Existe-t-il encore une classe ouvrière ? Oui et non. On
dénombre encore 6 millions d’ouvriers mais ils sont quasi invisibles. À
l’occasion du festival Filmer le travail, organisé à Poitiers mi-février, la
question de la «représentation» des ouvriers a été mise en débat. Éclairage.
Dans la préface de leur ouvrage, Retour sur la condition
ouvrière, Michel Pialoux et Stéphane Beaud rapportaient après avoir interrogé
des étudiants en sociologie que ceux-ci estimaient le nombre d’ouvriers en
France à 10 % de leur effectif réel. Une estimation largement erronée : leur
nombre est encore d’environ 6 millions. Soit un actif sur quatre. Qui plus est,
les traits « caractéristiques » de la condition ouvrière perdurent : précarité
de l’emploi et de l’existence, travail pénible, faible perspective de
promotion, atteintes à la santé, espérance de vie réduite… Pourtant, cette
catégorie semble devenue invisible sur les scènes médiatique, politique et
culturelle. Pour preuve, elle n’occupe que 2 % seulement de l’espace
médiatique, selon l’Observatoire des inégalités.
En un peu plus d’un demi-siècle, la France est passée d’une
économie fondée sur l’agriculture et l’artisanat à une industrie dominante
avant de connaître un développement des services. Dans le même temps s’est
amorcé « le déclin de la population active des ouvriers au profit des employés
et des cadres », analysait il y a quelques jours Henri Eckert, sociologue du
travail, à l’occasion d’une journée de débat sur « le monde ouvrier en image »
organisée dans le cadre du festival Filmer le travail, qui s’est tenu du 7 au
16 février à Poitiers. Et bien qu’ils demeurent l’un des groupes sociaux les
plus importants aujourd’hui encore, les ouvriers ne forment plus une catégorie
homogène, dotée d’une identité forte.
« Pour les médias, les ouvriers ont disparu, analyse Roger
Cornu, sociologue. Les pourcentages sont trompeurs. Le nombre d’ouvriers n’a
quasiment pas changé. Ce qui a changé, c’est la taille de la population active.

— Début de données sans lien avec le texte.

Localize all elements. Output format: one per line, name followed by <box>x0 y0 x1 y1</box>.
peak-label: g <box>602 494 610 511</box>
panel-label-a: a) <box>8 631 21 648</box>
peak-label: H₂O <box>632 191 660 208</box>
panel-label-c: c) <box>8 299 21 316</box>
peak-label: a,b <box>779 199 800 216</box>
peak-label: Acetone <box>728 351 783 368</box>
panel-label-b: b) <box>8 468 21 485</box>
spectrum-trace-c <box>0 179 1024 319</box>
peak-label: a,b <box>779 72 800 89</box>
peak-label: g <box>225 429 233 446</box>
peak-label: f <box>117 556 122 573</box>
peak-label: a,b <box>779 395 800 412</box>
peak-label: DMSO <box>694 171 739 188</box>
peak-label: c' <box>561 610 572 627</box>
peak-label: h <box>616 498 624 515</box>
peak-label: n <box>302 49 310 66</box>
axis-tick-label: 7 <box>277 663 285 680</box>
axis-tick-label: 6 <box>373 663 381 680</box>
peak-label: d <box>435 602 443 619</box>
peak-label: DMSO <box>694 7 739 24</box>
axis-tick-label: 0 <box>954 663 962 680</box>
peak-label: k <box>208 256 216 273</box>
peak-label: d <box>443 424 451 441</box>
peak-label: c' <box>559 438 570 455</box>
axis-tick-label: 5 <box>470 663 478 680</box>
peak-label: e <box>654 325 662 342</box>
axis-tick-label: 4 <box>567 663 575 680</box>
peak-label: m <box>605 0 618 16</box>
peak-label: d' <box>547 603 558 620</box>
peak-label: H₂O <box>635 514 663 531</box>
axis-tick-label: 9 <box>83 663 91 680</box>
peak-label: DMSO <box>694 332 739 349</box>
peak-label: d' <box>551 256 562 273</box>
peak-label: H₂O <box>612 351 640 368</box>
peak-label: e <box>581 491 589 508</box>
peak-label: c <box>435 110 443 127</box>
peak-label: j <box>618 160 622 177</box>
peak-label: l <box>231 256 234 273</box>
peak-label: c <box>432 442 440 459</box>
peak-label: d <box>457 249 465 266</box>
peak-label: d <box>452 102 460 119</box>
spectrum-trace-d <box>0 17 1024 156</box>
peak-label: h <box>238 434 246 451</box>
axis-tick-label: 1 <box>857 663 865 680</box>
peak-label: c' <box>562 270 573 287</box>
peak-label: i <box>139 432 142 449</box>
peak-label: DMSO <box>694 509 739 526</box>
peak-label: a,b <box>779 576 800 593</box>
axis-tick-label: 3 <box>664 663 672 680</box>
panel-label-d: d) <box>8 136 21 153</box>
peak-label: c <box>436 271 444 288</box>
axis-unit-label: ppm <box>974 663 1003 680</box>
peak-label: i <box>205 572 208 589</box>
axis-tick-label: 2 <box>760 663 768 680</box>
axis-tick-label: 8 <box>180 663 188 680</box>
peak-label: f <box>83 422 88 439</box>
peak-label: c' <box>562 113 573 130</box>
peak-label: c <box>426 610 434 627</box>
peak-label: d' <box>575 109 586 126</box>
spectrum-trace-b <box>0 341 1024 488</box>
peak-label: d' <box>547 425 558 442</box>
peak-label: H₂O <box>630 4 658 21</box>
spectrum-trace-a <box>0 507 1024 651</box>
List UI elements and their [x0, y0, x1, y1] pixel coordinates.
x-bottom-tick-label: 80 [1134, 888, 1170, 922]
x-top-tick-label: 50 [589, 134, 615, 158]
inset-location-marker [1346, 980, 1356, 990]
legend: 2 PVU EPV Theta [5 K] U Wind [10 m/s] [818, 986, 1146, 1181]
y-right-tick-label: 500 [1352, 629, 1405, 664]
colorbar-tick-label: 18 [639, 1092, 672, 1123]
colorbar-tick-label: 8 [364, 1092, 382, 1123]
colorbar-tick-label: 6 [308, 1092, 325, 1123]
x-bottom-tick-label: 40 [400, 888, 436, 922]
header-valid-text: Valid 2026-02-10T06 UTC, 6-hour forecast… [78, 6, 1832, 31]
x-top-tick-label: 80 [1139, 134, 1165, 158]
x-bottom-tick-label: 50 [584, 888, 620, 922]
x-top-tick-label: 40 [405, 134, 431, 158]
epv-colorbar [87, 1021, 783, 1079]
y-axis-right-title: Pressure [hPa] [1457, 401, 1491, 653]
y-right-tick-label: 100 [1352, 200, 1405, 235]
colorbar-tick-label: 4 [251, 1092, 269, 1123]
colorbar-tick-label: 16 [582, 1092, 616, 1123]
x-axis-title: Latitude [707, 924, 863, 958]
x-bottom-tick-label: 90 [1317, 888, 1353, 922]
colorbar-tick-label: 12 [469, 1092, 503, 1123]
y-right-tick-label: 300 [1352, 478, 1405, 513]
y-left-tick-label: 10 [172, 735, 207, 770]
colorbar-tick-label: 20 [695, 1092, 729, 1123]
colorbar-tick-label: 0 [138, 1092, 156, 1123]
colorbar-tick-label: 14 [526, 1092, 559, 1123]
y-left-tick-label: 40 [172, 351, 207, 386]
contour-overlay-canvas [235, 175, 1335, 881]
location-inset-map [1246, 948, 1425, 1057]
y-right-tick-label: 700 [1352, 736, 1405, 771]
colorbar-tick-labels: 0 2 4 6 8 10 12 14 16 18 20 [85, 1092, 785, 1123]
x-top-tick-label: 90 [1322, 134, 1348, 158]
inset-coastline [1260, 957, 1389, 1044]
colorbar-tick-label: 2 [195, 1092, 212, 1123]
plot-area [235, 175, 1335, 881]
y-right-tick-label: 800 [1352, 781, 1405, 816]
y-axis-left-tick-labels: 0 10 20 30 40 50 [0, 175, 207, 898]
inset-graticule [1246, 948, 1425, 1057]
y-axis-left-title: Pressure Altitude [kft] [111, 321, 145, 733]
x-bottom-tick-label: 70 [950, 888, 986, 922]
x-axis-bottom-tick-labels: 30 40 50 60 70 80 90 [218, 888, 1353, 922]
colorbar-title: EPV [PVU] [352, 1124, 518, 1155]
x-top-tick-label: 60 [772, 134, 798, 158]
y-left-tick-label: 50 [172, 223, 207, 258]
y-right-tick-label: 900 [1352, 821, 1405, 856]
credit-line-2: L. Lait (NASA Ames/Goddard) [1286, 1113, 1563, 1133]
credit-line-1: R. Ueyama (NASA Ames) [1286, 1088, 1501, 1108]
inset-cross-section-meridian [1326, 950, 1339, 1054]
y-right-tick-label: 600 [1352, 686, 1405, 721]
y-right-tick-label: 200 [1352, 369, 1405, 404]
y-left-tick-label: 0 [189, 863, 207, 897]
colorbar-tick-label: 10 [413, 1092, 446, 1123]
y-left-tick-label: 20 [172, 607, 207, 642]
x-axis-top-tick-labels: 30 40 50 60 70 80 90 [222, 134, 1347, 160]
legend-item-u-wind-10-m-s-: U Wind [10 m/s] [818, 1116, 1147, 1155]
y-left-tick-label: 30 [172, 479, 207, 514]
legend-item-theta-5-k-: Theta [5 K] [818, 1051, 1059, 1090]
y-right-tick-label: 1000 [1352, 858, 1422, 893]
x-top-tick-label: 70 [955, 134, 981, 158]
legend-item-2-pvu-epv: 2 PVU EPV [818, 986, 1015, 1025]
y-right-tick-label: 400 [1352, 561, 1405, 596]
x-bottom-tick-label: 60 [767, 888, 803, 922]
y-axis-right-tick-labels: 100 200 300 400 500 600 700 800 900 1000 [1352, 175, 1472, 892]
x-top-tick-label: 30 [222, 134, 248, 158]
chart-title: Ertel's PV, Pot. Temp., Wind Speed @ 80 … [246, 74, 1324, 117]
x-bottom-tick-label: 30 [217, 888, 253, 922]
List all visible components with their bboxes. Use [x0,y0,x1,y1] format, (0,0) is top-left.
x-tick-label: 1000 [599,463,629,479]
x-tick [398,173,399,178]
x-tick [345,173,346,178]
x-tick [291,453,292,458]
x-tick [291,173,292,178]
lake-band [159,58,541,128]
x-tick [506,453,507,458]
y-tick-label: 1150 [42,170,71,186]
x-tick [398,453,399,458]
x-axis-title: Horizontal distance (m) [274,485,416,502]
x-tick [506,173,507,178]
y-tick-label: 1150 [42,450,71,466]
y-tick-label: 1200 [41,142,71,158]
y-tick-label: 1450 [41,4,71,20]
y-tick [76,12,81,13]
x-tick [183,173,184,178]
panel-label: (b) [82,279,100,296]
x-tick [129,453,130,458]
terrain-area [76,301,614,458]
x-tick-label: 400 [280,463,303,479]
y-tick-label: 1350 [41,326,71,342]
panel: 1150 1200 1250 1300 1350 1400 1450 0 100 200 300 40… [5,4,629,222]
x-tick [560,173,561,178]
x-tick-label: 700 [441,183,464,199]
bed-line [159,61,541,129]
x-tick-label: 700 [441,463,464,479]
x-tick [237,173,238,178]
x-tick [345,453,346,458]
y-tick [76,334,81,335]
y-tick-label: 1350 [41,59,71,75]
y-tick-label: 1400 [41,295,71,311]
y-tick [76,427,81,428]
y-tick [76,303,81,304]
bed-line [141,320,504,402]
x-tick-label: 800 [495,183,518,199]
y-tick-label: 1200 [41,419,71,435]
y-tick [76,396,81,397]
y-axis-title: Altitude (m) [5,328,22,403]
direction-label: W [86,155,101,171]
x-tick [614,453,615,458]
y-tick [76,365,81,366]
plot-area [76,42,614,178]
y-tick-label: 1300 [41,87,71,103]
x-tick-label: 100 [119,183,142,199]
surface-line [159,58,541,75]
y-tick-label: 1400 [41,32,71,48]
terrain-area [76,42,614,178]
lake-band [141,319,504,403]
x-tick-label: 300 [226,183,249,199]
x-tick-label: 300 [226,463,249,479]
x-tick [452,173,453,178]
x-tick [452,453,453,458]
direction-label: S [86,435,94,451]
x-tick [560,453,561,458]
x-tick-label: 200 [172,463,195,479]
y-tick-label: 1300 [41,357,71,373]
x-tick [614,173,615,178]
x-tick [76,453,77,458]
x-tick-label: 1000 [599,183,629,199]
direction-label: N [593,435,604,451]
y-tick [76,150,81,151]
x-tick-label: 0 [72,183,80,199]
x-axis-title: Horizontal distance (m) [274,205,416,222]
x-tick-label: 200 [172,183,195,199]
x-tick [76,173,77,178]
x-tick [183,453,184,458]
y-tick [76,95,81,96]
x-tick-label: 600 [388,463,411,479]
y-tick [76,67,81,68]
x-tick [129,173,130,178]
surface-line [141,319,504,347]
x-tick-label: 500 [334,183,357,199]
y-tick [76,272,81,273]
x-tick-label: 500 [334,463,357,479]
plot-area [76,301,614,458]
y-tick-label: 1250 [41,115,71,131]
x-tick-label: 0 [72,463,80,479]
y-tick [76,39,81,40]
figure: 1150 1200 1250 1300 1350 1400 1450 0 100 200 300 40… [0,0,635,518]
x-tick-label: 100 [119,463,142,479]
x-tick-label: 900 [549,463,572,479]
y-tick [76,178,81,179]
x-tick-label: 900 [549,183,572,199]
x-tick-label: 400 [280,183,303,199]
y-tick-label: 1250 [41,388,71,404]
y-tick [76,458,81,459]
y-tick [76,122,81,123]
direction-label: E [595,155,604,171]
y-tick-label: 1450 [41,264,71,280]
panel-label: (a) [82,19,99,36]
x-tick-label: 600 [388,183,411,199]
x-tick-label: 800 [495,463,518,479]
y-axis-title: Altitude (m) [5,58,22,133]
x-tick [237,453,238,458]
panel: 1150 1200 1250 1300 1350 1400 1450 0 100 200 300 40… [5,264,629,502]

Et alors que dans les années 1950 les ouvriers étaient concentrés dans de
grosses entreprises, depuis les années 1990, plus de la moitié travaillent dans
des entreprises de moins de 50 salariés.» « Aujourd’hui, on ne parle des
ouvriers que lorsque des usines ferment ou quand on les accuse de voter Front
national, alors même qu’une grande majorité d’entre eux est abstentionniste »,
corrobore le sociologue Martin Thibault. « On parle des ouvriers quand ils
menacent de tout faire sauter, on parle d’eux en montrant leurs mines fatiguées
sur fond de fumées noires. Pourquoi continuer à montrer les ouvriers dans ces
seules circonstances ? Pour faire peur ? » interroge Henri Eckert.